Il y a un an, Philip Morris se déclarait en faveur de l’arrêt du tabagisme, une profession de foi aussi opportuniste qu’hypocrite si l’on considère la situation au-delà des frontières européennes.
Par l'Association Suisse pour la prévention du tabagisme AT
Depuis un an, Philip Morris International se fait remarquer par une affirmation saugrenue: le groupe souhaiterait se détacher de la cigarette. Dans des interviews à fort impact médiatique, des représentants de la multinationale ont chanté les louanges d’un monde dans lequel plus personne ne fumerait. Philip Morris a même créé la «Fondation pour un monde sans fumée» (Foundation for a Smoke-Free World) pour atteindre cet idéal. La multinationale se soucie de la santé des fumeuses et des fumeurs.
Cette étape, plutôt déconcertante de la part de l’entreprise, fait partie d’une campagne de marketing qui a débuté en 2017 pour contrer un problème auquel toute la branche du tabac doit faire face: les cigarettes traditionnelles se vendent moins bien qu’avant, du moins en Occident.

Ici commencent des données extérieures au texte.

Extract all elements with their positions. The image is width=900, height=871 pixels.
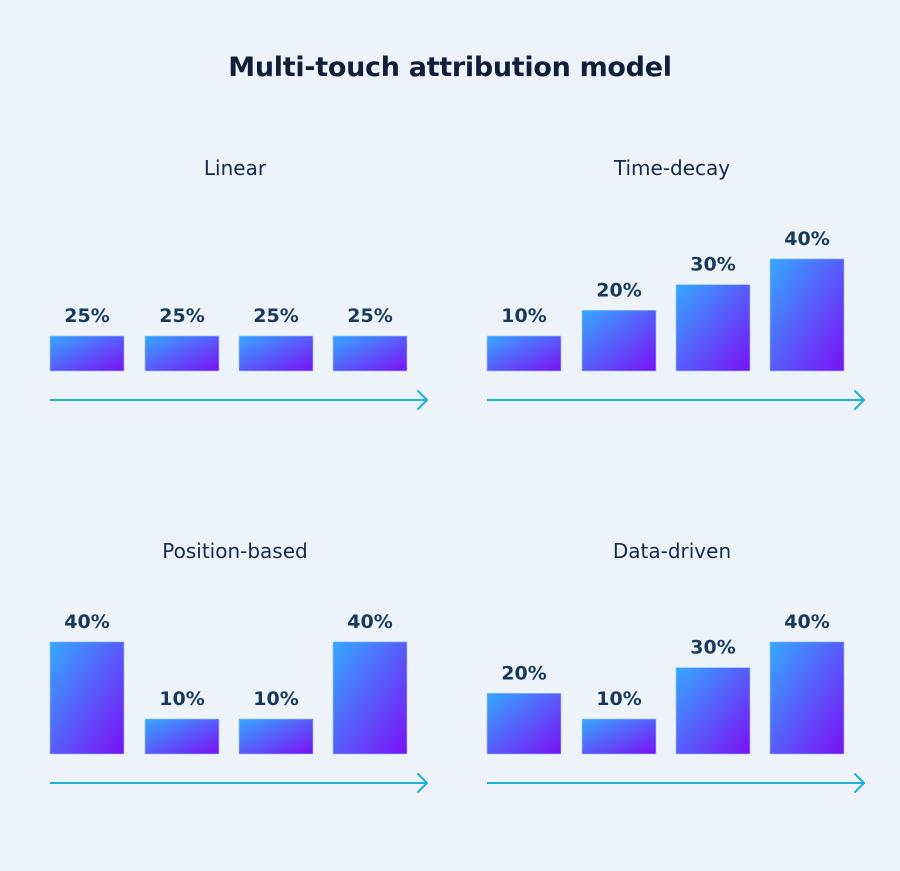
bar bbox=[144, 335, 220, 372]
bar bbox=[238, 335, 314, 372]
bar bbox=[332, 641, 408, 755]
panel-position-based: Position-based 40% 10% 10% 40% bbox=[49, 539, 428, 793]
data-label: 25% bbox=[159, 305, 204, 327]
bar bbox=[486, 335, 562, 372]
bar bbox=[49, 335, 125, 372]
data-label: 40% bbox=[64, 611, 109, 633]
panel-title: Linear bbox=[204, 156, 267, 180]
bar bbox=[581, 309, 657, 372]
data-label: 25% bbox=[253, 305, 298, 327]
data-label: 25% bbox=[347, 305, 392, 327]
data-label: 40% bbox=[347, 611, 392, 633]
data-label: 20% bbox=[596, 279, 641, 301]
data-label: 25% bbox=[64, 305, 109, 327]
data-label: 30% bbox=[690, 637, 735, 659]
data-label: 40% bbox=[784, 228, 829, 250]
bar bbox=[332, 335, 408, 372]
bar bbox=[581, 718, 657, 755]
data-label: 20% bbox=[501, 662, 546, 684]
panel-time-decay: Time-decay 10% 20% 30% 40% bbox=[486, 156, 865, 410]
bar bbox=[675, 667, 751, 755]
arrowhead-icon bbox=[854, 390, 865, 410]
arrowhead-icon bbox=[417, 390, 428, 410]
bar bbox=[769, 258, 845, 372]
panel-title: Data-driven bbox=[613, 539, 731, 563]
bar bbox=[769, 641, 845, 755]
bar bbox=[144, 718, 220, 755]
data-label: 10% bbox=[159, 688, 204, 710]
chart-title: Multi-touch attribution model bbox=[228, 52, 672, 83]
data-label: 30% bbox=[690, 254, 735, 276]
panel-linear: Linear 25% 25% 25% 25% bbox=[49, 156, 428, 410]
data-label: 10% bbox=[253, 688, 298, 710]
data-label: 10% bbox=[596, 688, 641, 710]
panel-title: Time-decay bbox=[613, 156, 730, 180]
bar bbox=[486, 692, 562, 755]
panel-data-driven: Data-driven 20% 10% 30% 40% bbox=[486, 539, 865, 793]
data-label: 40% bbox=[784, 611, 829, 633]
bar bbox=[49, 641, 125, 755]
arrowhead-icon bbox=[417, 773, 428, 793]
bar bbox=[675, 284, 751, 372]
data-label: 10% bbox=[501, 305, 546, 327]
panel-title: Position-based bbox=[162, 539, 307, 563]
arrowhead-icon bbox=[854, 773, 865, 793]
bar bbox=[238, 718, 314, 755]
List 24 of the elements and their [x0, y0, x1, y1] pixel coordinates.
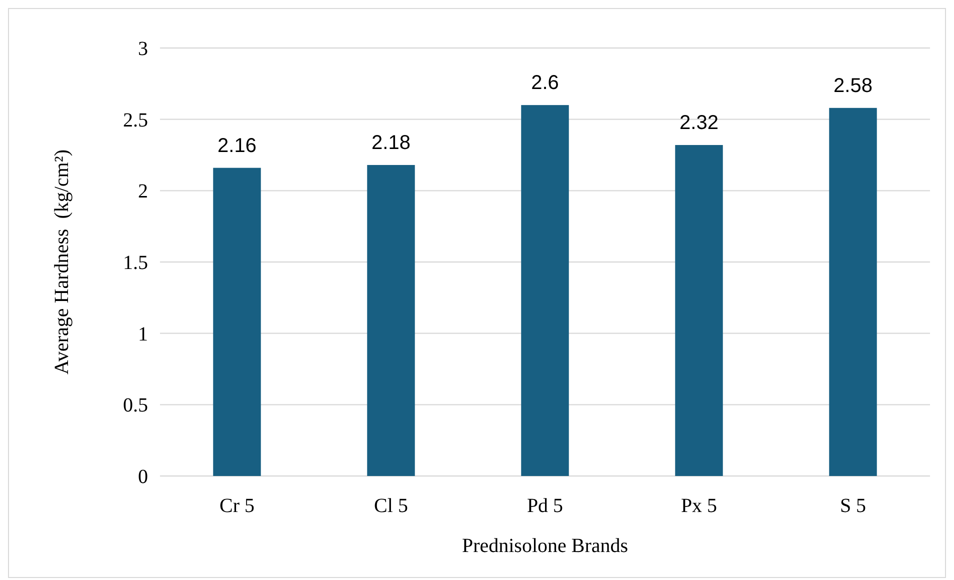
y-tick-label: 2 [138, 180, 148, 203]
y-tick-label: 0.5 [123, 394, 148, 417]
bar [829, 108, 877, 476]
x-axis-title: Prednisolone Brands [462, 535, 628, 557]
y-tick-label: 1 [138, 323, 148, 346]
bar [213, 168, 261, 476]
x-tick-label: Pd 5 [526, 495, 564, 517]
y-tick-label: 1.5 [123, 252, 148, 274]
x-tick-label: S 5 [840, 495, 866, 517]
bar [521, 105, 569, 476]
x-tick-label: Cl 5 [374, 495, 408, 517]
data-label: 2.32 [680, 112, 718, 134]
y-axis-title: Average Hardness (kg/cm²) [51, 150, 73, 374]
data-label: 2.6 [531, 72, 559, 94]
data-label: 2.18 [372, 132, 410, 154]
bar [675, 145, 723, 476]
y-tick-label: 0 [138, 466, 148, 488]
data-label: 2.16 [218, 134, 256, 157]
data-label: 2.58 [834, 74, 872, 97]
y-tick-label: 2.5 [123, 109, 148, 132]
x-tick-label: Px 5 [680, 495, 718, 517]
bar [367, 164, 415, 476]
x-tick-label: Cr 5 [220, 495, 254, 517]
y-tick-label: 3 [138, 38, 148, 60]
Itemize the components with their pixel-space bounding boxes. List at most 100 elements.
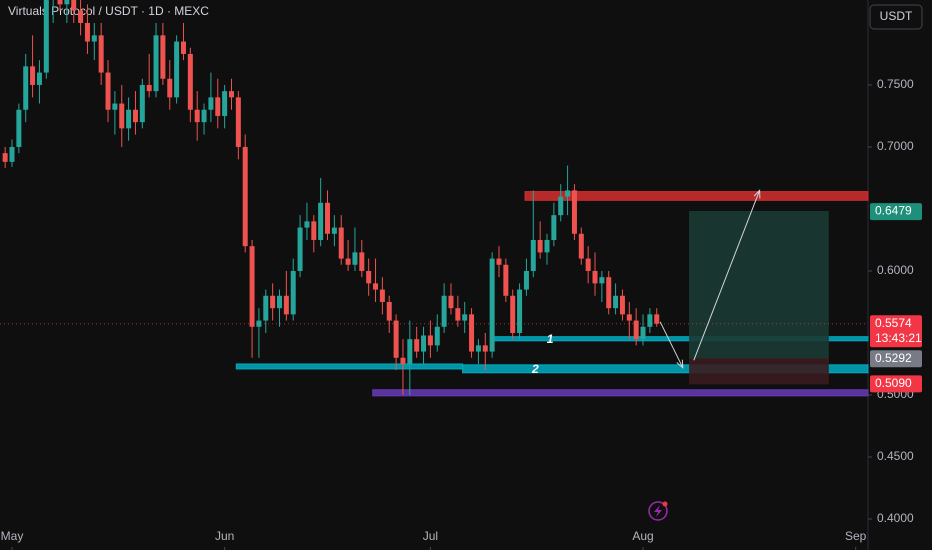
candle: [270, 283, 276, 321]
candle-body: [208, 97, 214, 110]
candle: [427, 320, 433, 358]
zone-label: 2: [531, 362, 539, 376]
candle-body: [64, 0, 70, 5]
candle-body: [510, 295, 516, 333]
candle-body: [91, 35, 97, 42]
candle: [565, 165, 571, 216]
zone: [689, 358, 829, 385]
candle: [64, 0, 70, 23]
y-tick-label: 0.6000: [877, 263, 914, 277]
candle: [23, 53, 29, 123]
candle-body: [201, 109, 207, 123]
candle-body: [571, 190, 577, 234]
candle-body: [565, 190, 571, 197]
price-label-box: [870, 203, 922, 221]
candle-body: [427, 335, 433, 346]
candle: [325, 190, 331, 240]
zone-label: 1: [547, 332, 554, 346]
candle: [448, 283, 454, 315]
candle: [578, 227, 584, 265]
candle: [640, 314, 646, 346]
candle-body: [489, 258, 495, 352]
candle-body: [98, 35, 104, 73]
candle: [503, 258, 509, 302]
candle-body: [9, 146, 15, 162]
candle-body: [379, 289, 385, 302]
candle: [153, 22, 159, 98]
candle-body: [462, 314, 468, 321]
candle-body: [78, 10, 84, 23]
y-tick-label: 0.4500: [877, 449, 914, 463]
candle-body: [311, 221, 317, 240]
candle-body: [222, 91, 228, 116]
candle-body: [633, 320, 639, 340]
candle-body: [277, 295, 283, 309]
candle: [2, 146, 8, 169]
candle-body: [496, 258, 502, 265]
candle: [235, 91, 241, 160]
candle: [386, 295, 392, 333]
y-tick-label: 0.4000: [877, 511, 914, 525]
candle: [647, 308, 653, 333]
candle-body: [160, 35, 166, 79]
candle-body: [105, 72, 111, 110]
candle-body: [345, 258, 351, 265]
candle: [619, 289, 625, 321]
zone: [524, 191, 869, 201]
candle: [613, 283, 619, 315]
candle-body: [393, 320, 399, 358]
candle: [9, 139, 15, 167]
candle-body: [551, 215, 557, 240]
candle-body: [126, 109, 132, 129]
candle: [606, 270, 612, 315]
candle: [455, 295, 461, 327]
candle-body: [187, 53, 193, 110]
price-label-box: [870, 375, 922, 393]
candle: [592, 252, 598, 296]
candle: [633, 308, 639, 346]
candle-body: [626, 314, 632, 321]
candle-body: [290, 270, 296, 315]
candle: [132, 91, 138, 135]
x-tick-label: Aug: [632, 529, 653, 543]
candle: [373, 258, 379, 302]
candle-body: [414, 339, 420, 352]
candle: [180, 22, 186, 61]
zone: [372, 389, 869, 397]
candle-body: [455, 308, 461, 321]
chart-title: Virtuals Protocol / USDT · 1D · MEXC: [8, 4, 209, 18]
candle: [475, 339, 481, 364]
candle: [469, 308, 475, 358]
candle-body: [537, 239, 543, 253]
price-label-box: [870, 350, 922, 368]
candle-body: [482, 345, 488, 352]
arrow: [693, 190, 761, 361]
candle-body: [475, 345, 481, 352]
candle: [290, 258, 296, 321]
arrow-head: [676, 359, 684, 369]
candle-body: [386, 301, 392, 321]
candle: [489, 252, 495, 358]
candle: [551, 202, 557, 247]
candle: [249, 239, 255, 358]
candle: [57, 0, 63, 11]
price-label: 0.5090: [875, 376, 912, 390]
candle: [187, 47, 193, 123]
candle: [654, 308, 660, 327]
candle: [414, 326, 420, 358]
candle-body: [421, 335, 427, 352]
candle-body: [228, 91, 234, 98]
candle: [318, 177, 324, 247]
candle: [523, 258, 529, 296]
candle: [537, 221, 543, 259]
currency-button[interactable]: [869, 4, 923, 30]
candle: [544, 233, 550, 265]
candle: [359, 239, 365, 278]
candle-body: [578, 233, 584, 259]
candle: [510, 289, 516, 340]
candle-body: [2, 153, 8, 162]
x-tick-label: Sep: [845, 529, 867, 543]
candle: [462, 301, 468, 333]
candle: [201, 103, 207, 135]
candle-body: [249, 246, 255, 327]
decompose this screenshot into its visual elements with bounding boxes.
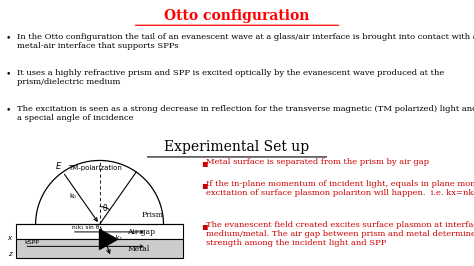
Text: •: • bbox=[6, 33, 11, 42]
Text: z: z bbox=[8, 251, 12, 257]
Text: Metal surface is separated from the prism by air gap: Metal surface is separated from the pris… bbox=[206, 158, 429, 166]
Text: ▪: ▪ bbox=[201, 180, 208, 190]
Text: •: • bbox=[6, 69, 11, 78]
Text: kSPP: kSPP bbox=[25, 240, 39, 245]
Bar bbox=[16, 225, 183, 239]
Bar bbox=[16, 239, 183, 258]
Text: E: E bbox=[55, 162, 61, 171]
Text: x: x bbox=[8, 235, 12, 241]
Text: n₁k₁: n₁k₁ bbox=[109, 235, 122, 241]
Text: θ: θ bbox=[103, 203, 108, 213]
Text: TM-polarization: TM-polarization bbox=[68, 165, 122, 171]
Text: The evanescent field created excites surface plasmon at interface dielectric
med: The evanescent field created excites sur… bbox=[206, 221, 474, 247]
Text: In the Otto configuration the tail of an evanescent wave at a glass/air interfac: In the Otto configuration the tail of an… bbox=[17, 33, 474, 51]
Text: The excitation is seen as a strong decrease in reflection for the transverse mag: The excitation is seen as a strong decre… bbox=[17, 105, 474, 122]
Text: Otto configuration: Otto configuration bbox=[164, 9, 310, 23]
Polygon shape bbox=[100, 229, 118, 250]
Text: Prism: Prism bbox=[141, 211, 163, 219]
Text: k₀: k₀ bbox=[70, 193, 77, 199]
Text: ▪: ▪ bbox=[201, 221, 208, 231]
Text: •: • bbox=[6, 105, 11, 114]
Text: If the in-plane momentum of incident light, equals in plane momentum of SPP,
exc: If the in-plane momentum of incident lig… bbox=[206, 180, 474, 197]
Text: It uses a highly refractive prism and SPP is excited optically by the evanescent: It uses a highly refractive prism and SP… bbox=[17, 69, 444, 86]
Text: ▪: ▪ bbox=[201, 158, 208, 168]
Text: Experimental Set up: Experimental Set up bbox=[164, 140, 310, 154]
Text: Air gap: Air gap bbox=[128, 228, 155, 236]
Text: Metal: Metal bbox=[128, 245, 150, 253]
Text: n₁k₁ sin θ: n₁k₁ sin θ bbox=[72, 225, 99, 230]
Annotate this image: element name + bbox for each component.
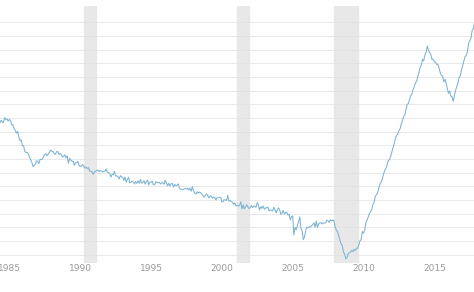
Bar [84,6,96,263]
Bar [237,6,249,263]
Bar [334,6,358,263]
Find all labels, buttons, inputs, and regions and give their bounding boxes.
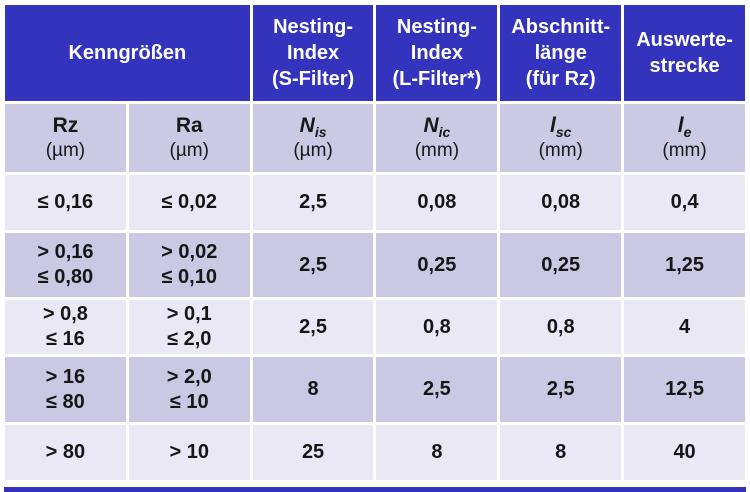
cell-rz-range: > 16 ≤ 80 bbox=[5, 357, 126, 422]
cell-nic-value: 8 bbox=[376, 425, 498, 480]
subheader-nic: Nic (mm) bbox=[376, 104, 498, 172]
cell-le-value: 0,4 bbox=[624, 175, 745, 230]
cell-lsc-value: 2,5 bbox=[500, 357, 622, 422]
cell-lsc-value: 0,08 bbox=[500, 175, 622, 230]
cell-rz-range: > 0,8 ≤ 16 bbox=[5, 300, 126, 354]
header-row: Kenngrößen Nesting- Index (S-Filter) Nes… bbox=[5, 5, 745, 101]
subheader-le: le (mm) bbox=[624, 104, 745, 172]
header-abschnitt-label: Abschnitt- länge (für Rz) bbox=[511, 16, 611, 90]
symbol-lsc: lsc bbox=[550, 113, 572, 140]
cell-lsc-value: 0,25 bbox=[500, 233, 622, 297]
header-auswerte-label: Auswerte- strecke bbox=[636, 29, 733, 77]
table-row: > 0,16 ≤ 0,80 > 0,02 ≤ 0,10 2,5 0,25 0,2… bbox=[5, 233, 745, 297]
header-kenngroessen: Kenngrößen bbox=[5, 5, 250, 101]
unit-lsc: (mm) bbox=[538, 139, 583, 161]
cell-ra-range: > 10 bbox=[128, 425, 250, 480]
cell-ra-range: > 0,1 ≤ 2,0 bbox=[128, 300, 250, 354]
symbol-ra: Ra bbox=[175, 113, 203, 137]
subheader-row: Rz (µm) Ra (µm) Nis (µm) Nic (mm) lsc bbox=[5, 104, 745, 172]
header-nesting-index-s-filter: Nesting- Index (S-Filter) bbox=[252, 5, 374, 101]
cell-ra-range: > 0,02 ≤ 0,10 bbox=[128, 233, 250, 297]
cell-rz-range: ≤ 0,16 bbox=[5, 175, 126, 230]
cell-lsc-value: 0,8 bbox=[500, 300, 622, 354]
symbol-nic: Nic bbox=[423, 113, 451, 140]
table-bottom-border bbox=[4, 487, 746, 492]
subheader-ra: Ra (µm) bbox=[128, 104, 250, 172]
header-nesting-s-label: Nesting- Index (S-Filter) bbox=[271, 16, 355, 90]
header-kenngroessen-label: Kenngrößen bbox=[68, 42, 187, 64]
cell-nic-value: 0,08 bbox=[376, 175, 498, 230]
cell-nic-value: 0,25 bbox=[376, 233, 498, 297]
table-row: > 16 ≤ 80 > 2,0 ≤ 10 8 2,5 2,5 12,5 bbox=[5, 357, 745, 422]
unit-nic: (mm) bbox=[414, 139, 460, 161]
cell-nic-value: 0,8 bbox=[376, 300, 498, 354]
cell-nis-value: 8 bbox=[252, 357, 374, 422]
cell-le-value: 12,5 bbox=[624, 357, 745, 422]
unit-rz: (µm) bbox=[45, 139, 86, 161]
subheader-lsc: lsc (mm) bbox=[500, 104, 622, 172]
cell-ra-range: ≤ 0,02 bbox=[128, 175, 250, 230]
cell-nis-value: 2,5 bbox=[252, 300, 374, 354]
cell-ra-range: > 2,0 ≤ 10 bbox=[128, 357, 250, 422]
cell-le-value: 4 bbox=[624, 300, 745, 354]
cell-nis-value: 25 bbox=[252, 425, 374, 480]
cell-le-value: 40 bbox=[624, 425, 745, 480]
unit-nis: (µm) bbox=[293, 139, 333, 161]
roughness-parameter-table: Kenngrößen Nesting- Index (S-Filter) Nes… bbox=[2, 2, 748, 483]
header-nesting-l-label: Nesting- Index (L-Filter*) bbox=[392, 16, 482, 90]
cell-nic-value: 2,5 bbox=[376, 357, 498, 422]
table-row: > 0,8 ≤ 16 > 0,1 ≤ 2,0 2,5 0,8 0,8 4 bbox=[5, 300, 745, 354]
header-nesting-index-l-filter: Nesting- Index (L-Filter*) bbox=[376, 5, 498, 101]
cell-rz-range: > 80 bbox=[5, 425, 126, 480]
subheader-nis: Nis (µm) bbox=[252, 104, 374, 172]
unit-le: (mm) bbox=[662, 139, 707, 161]
symbol-rz: Rz bbox=[52, 113, 79, 137]
header-abschnittlaenge: Abschnitt- länge (für Rz) bbox=[500, 5, 622, 101]
cell-lsc-value: 8 bbox=[500, 425, 622, 480]
symbol-le: le bbox=[677, 113, 692, 140]
cell-le-value: 1,25 bbox=[624, 233, 745, 297]
symbol-nis: Nis bbox=[299, 113, 327, 140]
subheader-rz: Rz (µm) bbox=[5, 104, 126, 172]
cell-nis-value: 2,5 bbox=[252, 233, 374, 297]
table-row: ≤ 0,16 ≤ 0,02 2,5 0,08 0,08 0,4 bbox=[5, 175, 745, 230]
table-row: > 80 > 10 25 8 8 40 bbox=[5, 425, 745, 480]
header-auswertestrecke: Auswerte- strecke bbox=[624, 5, 745, 101]
cell-nis-value: 2,5 bbox=[252, 175, 374, 230]
unit-ra: (µm) bbox=[169, 139, 209, 161]
cell-rz-range: > 0,16 ≤ 0,80 bbox=[5, 233, 126, 297]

En Suisse, la vente de cigarettes a diminué de quelque 38 pour cent depuis 1998. D’une manière générale, la cigarette a mauvaise réputation Pas besoin donc d’être devin pour prévoir qu’à long terme, la cigarette ne sera plus un produit très lucratif en Europe.
Réduire la nocivité pour garder les portes ouvertes
En se déclarant en faveur d’un monde sans fumée, Philip Morris tente donc de quitter le navire de la manière la plus avantageuse possible. Sa profession de foi lisse son image et lui permet de faire entrer de nouveaux produits dans la course. En effet, le cigarettier a déjà une solution toute trouvée au problème de santé que posent les cigarettes: les nouveaux appareils électroniques qui chauffent le tabac et sont subtilement vendus comme une alternative à la mode et moins nocive. En Suisse, ce nouveau produit s’appelle iQos.
Même la fondation pour un monde sans fumée s’oriente vers ce produit, car lorsque cette multinationale parle de monde sans fumée, il ne s’agit que d’éradiquer «les cigarettes et toutes les autres formes de tabac brûlé», comme l’explique le site Web de la fondation. Il n’y a donc que la cigarette traditionnelle qui est dans le viseur, elle qui était de toute façon déjà condamnée. La consommation de nicotine sous d’autres formes ne pose pas de problème. Le mot d’ordre de la fondation est «Harm reduction» – réduction des risques. Le positionnement d’IQos et de produits similaires vise leur légitimation en tant que produits de substitution.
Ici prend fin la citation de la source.